“Santa Marta es una ciudad inspiradora”

El maestro Iván Ovalle celebra sus 30 años de carrera artística, con cerca de 300 canciones grabadas en las voces de los más grandes artistas de la música vallenata.

 

El maestro Iván Ovalle se encuentra celebrando sus 30 años en la música y su consejo a las nuevas generaciones es “Que pongan el retrovisor y comiencen a reestructurar sus canciones”.
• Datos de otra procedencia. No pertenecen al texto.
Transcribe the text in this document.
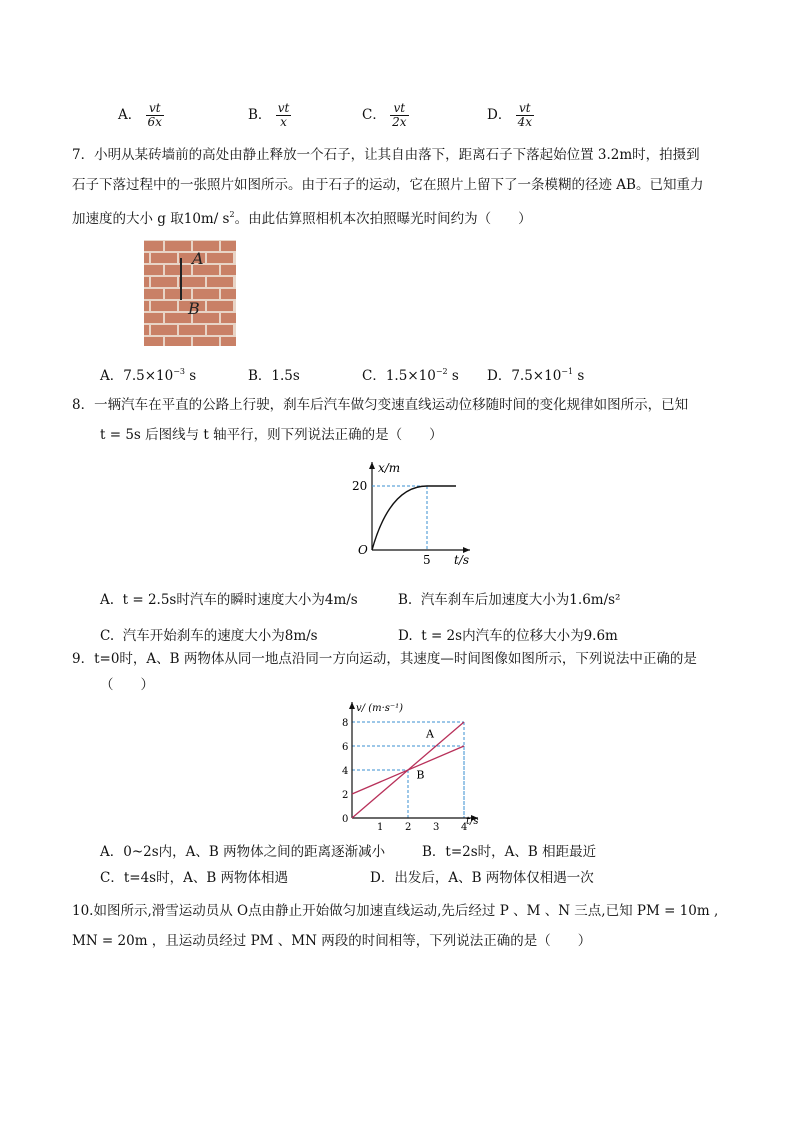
A． $\frac{vt}{6x}$	B． $\frac{vt}{x}$	C． $\frac{vt}{2x}$	D． $\frac{vt}{4x}$
7．小明从某砖墙前的高处由静止释放一个石子，让其自由落下，距离石子下落起始位置 3.2m时，拍摄到
石子下落过程中的一张照片如图所示。由于石子的运动，它在照片上留下了一条模糊的径迹 AB。已知重力
加速度的大小 g 取10m/ $s^2$。由此估算照相机本次拍照曝光时间约为（　　）
A
B
A．$7.5\times 10^{-3}$ s	B．1.5s	C．$1.5\times 10^{-2}$ s D．$7.5\times 10^{-1}$ s
8．一辆汽车在平直的公路上行驶，刹车后汽车做匀变速直线运动位移随时间的变化规律如图所示，已知
t = 5s 后图线与 t 轴平行，则下列说法正确的是（　　）
x/m
t/s
O
20
5
A. t = 2.5s时汽车的瞬时速度大小为4m/s	B. 汽车刹车后加速度大小为1.6m/s²
C. 汽车开始刹车的速度大小为8m/s	D. t = 2s内汽车的位移大小为9.6m
9．t=0时，A、B 两物体从同一地点沿同一方向运动，其速度—时间图像如图所示，下列说法中正确的是
（　　）
1 2 3 4
0
2
4
6
8
A
B
v/ (m·s⁻¹)
t/s
A．0~2s内，A、B 两物体之间的距离逐渐减小	B．t=2s时，A、B 相距最近
C．t=4s时，A、B 两物体相遇	D．出发后，A、B 两物体仅相遇一次
10.如图所示,滑雪运动员从 O点由静止开始做匀加速直线运动,先后经过 P 、M 、N 三点,已知 PM = 10m ,
MN = 20m ，且运动员经过 PM 、MN 两段的时间相等，下列说法正确的是（　　）
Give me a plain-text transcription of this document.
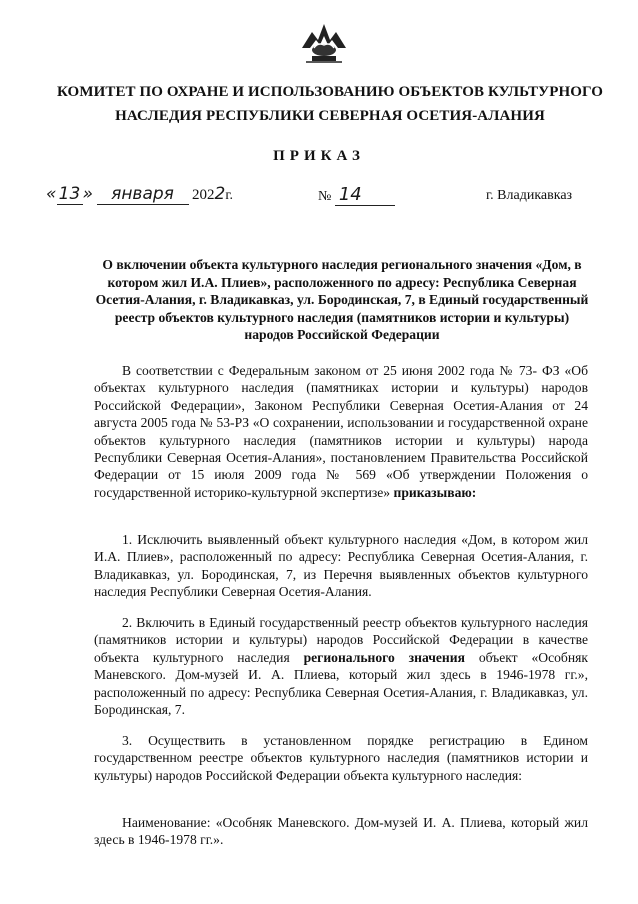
КОМИТЕТ ПО ОХРАНЕ И ИСПОЛЬЗОВАНИЮ ОБЪЕКТОВ КУЛЬТУРНОГО

НАСЛЕДИЯ РЕСПУБЛИКИ СЕВЕРНАЯ ОСЕТИЯ-АЛАНИЯ

ПРИКАЗ

« 13 » января 2022г.	№ 14	г. Владикавказ

О включении объекта культурного наследия регионального значения «Дом, в котором жил И.А. Плиев», расположенного по адресу: Республика Северная Осетия-Алания, г. Владикавказ, ул. Бородинская, 7, в Единый государственный реестр объектов культурного наследия (памятников истории и культуры) народов Российской Федерации

В соответствии с Федеральным законом от 25 июня 2002 года № 73- ФЗ «Об объектах культурного наследия (памятниках истории и культуры) народов Российской Федерации», Законом Республики Северная Осетия-Алания от 24 августа 2005 года № 53-РЗ «О сохранении, использовании и государственной охране объектов культурного наследия (памятников истории и культуры) народа Республики Северная Осетия-Алания», постановлением Правительства Российской Федерации от 15 июля 2009 года № 569 «Об утверждении Положения о государственной историко-культурной экспертизе» приказываю:

1. Исключить выявленный объект культурного наследия «Дом, в котором жил И.А. Плиев», расположенный по адресу: Республика Северная Осетия-Алания, г. Владикавказ, ул. Бородинская, 7, из Перечня выявленных объектов культурного наследия Республики Северная Осетия-Алания.

2. Включить в Единый государственный реестр объектов культурного наследия (памятников истории и культуры) народов Российской Федерации в качестве объекта культурного наследия регионального значения объект «Особняк Маневского. Дом-музей И. А. Плиева, который жил здесь в 1946-1978 гг.», расположенный по адресу: Республика Северная Осетия-Алания, г. Владикавказ, ул. Бородинская, 7.

3. Осуществить в установленном порядке регистрацию в Едином государственном реестре объектов культурного наследия (памятников истории и культуры) народов Российской Федерации объекта культурного наследия:

Наименование: «Особняк Маневского. Дом-музей И. А. Плиева, который жил здесь в 1946-1978 гг.».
Abogado de profesión y ejercida con pasión; la misma que durante 30 años le ha impregnado a sus letras, Iván Ovalle sigue manteniéndose como uno de los grandes exponentes del folclor vallenato, gracias a las más de 300 magistrales composiciones al amor grabadas en las voces de otros maestros como él y que hoy en día, aún son solicitadas y coreadas con sentimiento; no en vano, es llamado ‘El Caballero del Romance’.

Nacido en San Diego, Cesar, “El más romántico” fue el único de sus trece hermanos que se dejó seducir por la música, haciendo parte de una camada de compositores que han sostenido el vallenato  clásico: aportes que han hecho Roberto Calderón, Gustavo Gutiérrez, Rafael Manjarrés, ‘Chiche’ Maestre, Rosendo Romero… y que según él, han puesto al vallenato en los primeros lugares de la industria musical.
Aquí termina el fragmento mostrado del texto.